Based on this observation, we hypothesized that simultaneous treatment with ATRi + PARPi or ATRi + ATMi should result in elimination of all AML-MD2 clones. In agreement with this hypothesis, in vitro treatment with these combinations was 20 – 30x more effective in eliminating clonogenic growth of Lin-CD34+ AML-MD2 cells when compared to individual inhibitors. This effect was associated with abundant accumulation of DSBs. Combinations of these inhibitors were only modestly toxic to normal hematopoietic cells. Moreover, combination of DDRi displaying similar clonal targeting specificity was only 2x better than individual inhibitors.

Next, humanized NRGS immunodeficient mice bearing primary AML-MD2 xenograft were treated with vehicle, PARPi, ATRi and the combination of these drugs. We found that individual treatments reduced the number of hCD45+ AML-MD2 cells in bone marrow and spleen by approximately 2x and 3x, respectively. Remarkably, the combination of PARPi + ATRi eliminated more than 99% of leukemia cells in bone marrows of 7/10 mice and in spleens of 10/10 mice while no obvious toxicity was observed.

Clonal targeting by DDR inhibitors, however, may not be applicable to all AML samples. For example, we identified AML patient samples, where clones displayed similar sensitivity pattern or were resistant to DDRi treatment.

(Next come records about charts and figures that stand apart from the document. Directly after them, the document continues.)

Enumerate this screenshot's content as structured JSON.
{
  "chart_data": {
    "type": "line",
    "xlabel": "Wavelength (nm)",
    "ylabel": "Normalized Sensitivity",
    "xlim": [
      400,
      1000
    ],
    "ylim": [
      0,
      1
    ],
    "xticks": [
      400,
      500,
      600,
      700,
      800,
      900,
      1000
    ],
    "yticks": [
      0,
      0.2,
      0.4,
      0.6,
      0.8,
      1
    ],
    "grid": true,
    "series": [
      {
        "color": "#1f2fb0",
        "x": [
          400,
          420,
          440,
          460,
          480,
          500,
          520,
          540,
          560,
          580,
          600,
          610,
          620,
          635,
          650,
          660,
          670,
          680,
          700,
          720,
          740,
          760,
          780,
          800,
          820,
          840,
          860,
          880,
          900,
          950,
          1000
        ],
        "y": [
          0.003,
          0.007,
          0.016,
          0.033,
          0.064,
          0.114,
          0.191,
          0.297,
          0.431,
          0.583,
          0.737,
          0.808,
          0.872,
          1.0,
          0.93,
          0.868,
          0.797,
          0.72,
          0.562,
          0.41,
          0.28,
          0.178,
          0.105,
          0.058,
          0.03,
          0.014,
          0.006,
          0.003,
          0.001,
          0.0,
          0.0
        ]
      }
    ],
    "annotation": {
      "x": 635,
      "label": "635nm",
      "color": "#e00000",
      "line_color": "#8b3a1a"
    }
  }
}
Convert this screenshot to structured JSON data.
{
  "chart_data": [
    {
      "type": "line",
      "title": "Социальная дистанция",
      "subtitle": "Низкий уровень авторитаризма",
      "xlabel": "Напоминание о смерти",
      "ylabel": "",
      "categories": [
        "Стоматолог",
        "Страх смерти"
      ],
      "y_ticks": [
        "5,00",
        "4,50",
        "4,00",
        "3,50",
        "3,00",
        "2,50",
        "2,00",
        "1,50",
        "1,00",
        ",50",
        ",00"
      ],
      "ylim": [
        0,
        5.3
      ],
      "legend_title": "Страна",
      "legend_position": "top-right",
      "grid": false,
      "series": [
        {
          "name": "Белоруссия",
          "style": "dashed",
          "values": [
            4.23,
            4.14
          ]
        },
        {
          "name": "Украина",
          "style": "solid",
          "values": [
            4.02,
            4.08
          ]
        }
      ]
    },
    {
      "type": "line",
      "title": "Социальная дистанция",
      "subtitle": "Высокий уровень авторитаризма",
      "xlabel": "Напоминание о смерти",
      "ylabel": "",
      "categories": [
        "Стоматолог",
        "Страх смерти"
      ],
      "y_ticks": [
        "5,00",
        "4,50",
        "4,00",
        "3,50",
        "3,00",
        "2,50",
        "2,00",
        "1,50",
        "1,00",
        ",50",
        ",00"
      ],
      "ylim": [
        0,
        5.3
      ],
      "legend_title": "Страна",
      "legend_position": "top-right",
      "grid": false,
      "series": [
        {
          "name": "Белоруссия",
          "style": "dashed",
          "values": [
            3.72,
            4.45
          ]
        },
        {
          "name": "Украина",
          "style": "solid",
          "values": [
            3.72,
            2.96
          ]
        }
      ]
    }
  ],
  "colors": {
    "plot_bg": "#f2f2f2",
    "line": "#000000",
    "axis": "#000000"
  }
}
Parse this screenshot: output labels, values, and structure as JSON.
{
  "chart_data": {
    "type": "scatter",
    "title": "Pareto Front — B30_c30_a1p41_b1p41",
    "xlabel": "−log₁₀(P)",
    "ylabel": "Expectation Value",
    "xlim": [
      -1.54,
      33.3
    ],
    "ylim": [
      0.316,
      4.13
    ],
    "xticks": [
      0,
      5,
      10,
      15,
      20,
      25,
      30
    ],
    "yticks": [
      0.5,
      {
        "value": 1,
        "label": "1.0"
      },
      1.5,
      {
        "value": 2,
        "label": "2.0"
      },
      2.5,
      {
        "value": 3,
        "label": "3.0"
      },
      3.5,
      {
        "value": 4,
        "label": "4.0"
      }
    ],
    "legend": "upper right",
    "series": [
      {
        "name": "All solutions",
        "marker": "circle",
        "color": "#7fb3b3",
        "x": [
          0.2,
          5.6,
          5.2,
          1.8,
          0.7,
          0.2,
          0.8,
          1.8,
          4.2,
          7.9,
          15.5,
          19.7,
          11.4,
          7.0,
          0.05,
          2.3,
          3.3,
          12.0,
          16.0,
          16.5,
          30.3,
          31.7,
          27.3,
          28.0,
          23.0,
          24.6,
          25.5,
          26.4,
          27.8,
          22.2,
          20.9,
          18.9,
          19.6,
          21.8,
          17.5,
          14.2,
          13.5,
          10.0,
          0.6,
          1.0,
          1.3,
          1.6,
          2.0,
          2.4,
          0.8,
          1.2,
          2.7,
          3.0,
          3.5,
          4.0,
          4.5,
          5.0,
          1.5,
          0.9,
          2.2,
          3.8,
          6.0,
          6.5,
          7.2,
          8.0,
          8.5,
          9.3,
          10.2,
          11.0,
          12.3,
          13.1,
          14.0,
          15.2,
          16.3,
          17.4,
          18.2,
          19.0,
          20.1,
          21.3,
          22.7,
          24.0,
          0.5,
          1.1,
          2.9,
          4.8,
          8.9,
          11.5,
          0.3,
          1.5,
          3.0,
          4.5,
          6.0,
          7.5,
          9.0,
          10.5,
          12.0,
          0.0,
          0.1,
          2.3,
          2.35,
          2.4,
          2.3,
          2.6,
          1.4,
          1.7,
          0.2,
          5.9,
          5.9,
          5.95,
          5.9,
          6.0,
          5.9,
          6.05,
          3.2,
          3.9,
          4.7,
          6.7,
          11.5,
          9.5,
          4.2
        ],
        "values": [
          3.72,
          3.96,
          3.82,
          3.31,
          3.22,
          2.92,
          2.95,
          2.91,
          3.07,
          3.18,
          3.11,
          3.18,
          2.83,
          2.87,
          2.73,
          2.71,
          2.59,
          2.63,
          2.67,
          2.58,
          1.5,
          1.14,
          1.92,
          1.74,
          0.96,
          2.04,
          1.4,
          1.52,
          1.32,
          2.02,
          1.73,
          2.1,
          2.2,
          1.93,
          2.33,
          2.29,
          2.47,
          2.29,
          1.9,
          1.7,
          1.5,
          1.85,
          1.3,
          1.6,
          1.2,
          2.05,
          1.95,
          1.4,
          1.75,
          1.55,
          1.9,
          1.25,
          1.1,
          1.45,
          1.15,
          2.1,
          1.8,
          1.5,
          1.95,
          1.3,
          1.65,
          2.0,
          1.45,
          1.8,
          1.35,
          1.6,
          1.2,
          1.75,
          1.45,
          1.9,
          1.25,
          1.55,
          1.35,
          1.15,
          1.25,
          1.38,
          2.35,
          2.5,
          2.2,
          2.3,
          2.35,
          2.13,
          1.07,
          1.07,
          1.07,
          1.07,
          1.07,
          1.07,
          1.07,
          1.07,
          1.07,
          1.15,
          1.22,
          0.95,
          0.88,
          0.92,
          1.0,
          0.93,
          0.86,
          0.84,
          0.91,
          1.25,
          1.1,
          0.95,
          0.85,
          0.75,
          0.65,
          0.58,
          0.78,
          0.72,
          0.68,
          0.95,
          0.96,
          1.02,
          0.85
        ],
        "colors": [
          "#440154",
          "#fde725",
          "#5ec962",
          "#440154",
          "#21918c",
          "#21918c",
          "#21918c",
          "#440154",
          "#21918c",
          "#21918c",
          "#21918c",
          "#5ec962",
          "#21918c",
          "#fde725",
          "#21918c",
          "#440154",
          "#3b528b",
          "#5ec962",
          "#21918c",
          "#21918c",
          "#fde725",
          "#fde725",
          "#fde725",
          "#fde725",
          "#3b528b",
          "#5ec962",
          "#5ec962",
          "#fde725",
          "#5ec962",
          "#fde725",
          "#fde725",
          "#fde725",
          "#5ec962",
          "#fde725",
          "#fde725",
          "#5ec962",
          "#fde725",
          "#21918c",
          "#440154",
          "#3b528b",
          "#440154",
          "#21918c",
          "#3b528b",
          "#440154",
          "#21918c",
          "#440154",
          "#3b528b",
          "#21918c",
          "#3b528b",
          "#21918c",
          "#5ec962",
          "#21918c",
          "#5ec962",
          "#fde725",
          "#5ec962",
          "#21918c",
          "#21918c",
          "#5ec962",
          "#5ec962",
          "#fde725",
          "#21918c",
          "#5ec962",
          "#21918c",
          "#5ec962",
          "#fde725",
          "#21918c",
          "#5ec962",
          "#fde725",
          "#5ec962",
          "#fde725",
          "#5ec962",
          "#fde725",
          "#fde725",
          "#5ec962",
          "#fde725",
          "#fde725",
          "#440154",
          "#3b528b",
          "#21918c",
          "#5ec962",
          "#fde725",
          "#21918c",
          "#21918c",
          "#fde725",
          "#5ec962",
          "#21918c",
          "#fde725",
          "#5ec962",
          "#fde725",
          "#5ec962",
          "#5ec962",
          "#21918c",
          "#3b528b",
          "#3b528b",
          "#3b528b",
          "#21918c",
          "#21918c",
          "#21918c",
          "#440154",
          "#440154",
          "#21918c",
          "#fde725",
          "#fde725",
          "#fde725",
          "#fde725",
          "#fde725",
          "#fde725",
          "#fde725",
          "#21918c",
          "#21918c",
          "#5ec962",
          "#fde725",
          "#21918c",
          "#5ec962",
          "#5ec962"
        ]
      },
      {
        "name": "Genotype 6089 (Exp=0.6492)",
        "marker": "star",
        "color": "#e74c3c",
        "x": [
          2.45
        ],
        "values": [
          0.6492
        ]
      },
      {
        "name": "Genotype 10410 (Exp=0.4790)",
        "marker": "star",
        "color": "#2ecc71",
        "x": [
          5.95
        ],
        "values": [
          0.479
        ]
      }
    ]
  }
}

In conclusion, we postulate that sctDNA-seq combined with in vitro DDRi sensitivity testing (sctDNA-seq/DDRi) is a powerful tool to interrogate clonal sensitivity of AML to these agents. This clonal medicine approach may become a novel therapeutic regimen to overcome clonal complexity of AML in a cohort of patients. The "clonal attack" by DDR inhibitors shifts the paradigm of genotoxic therapies from those using non-discriminative cytotoxic drugs to those selectively attacking DDR vulnerabilities in AML clones with minimal harm to normal cells. Since clonal heterogeneity and DNA damage are hallmarks of cancer, the "clonal attack" may be broadly applicable to the quest for cancer cure.

Disclosures: No relevant conflicts of interest to declare.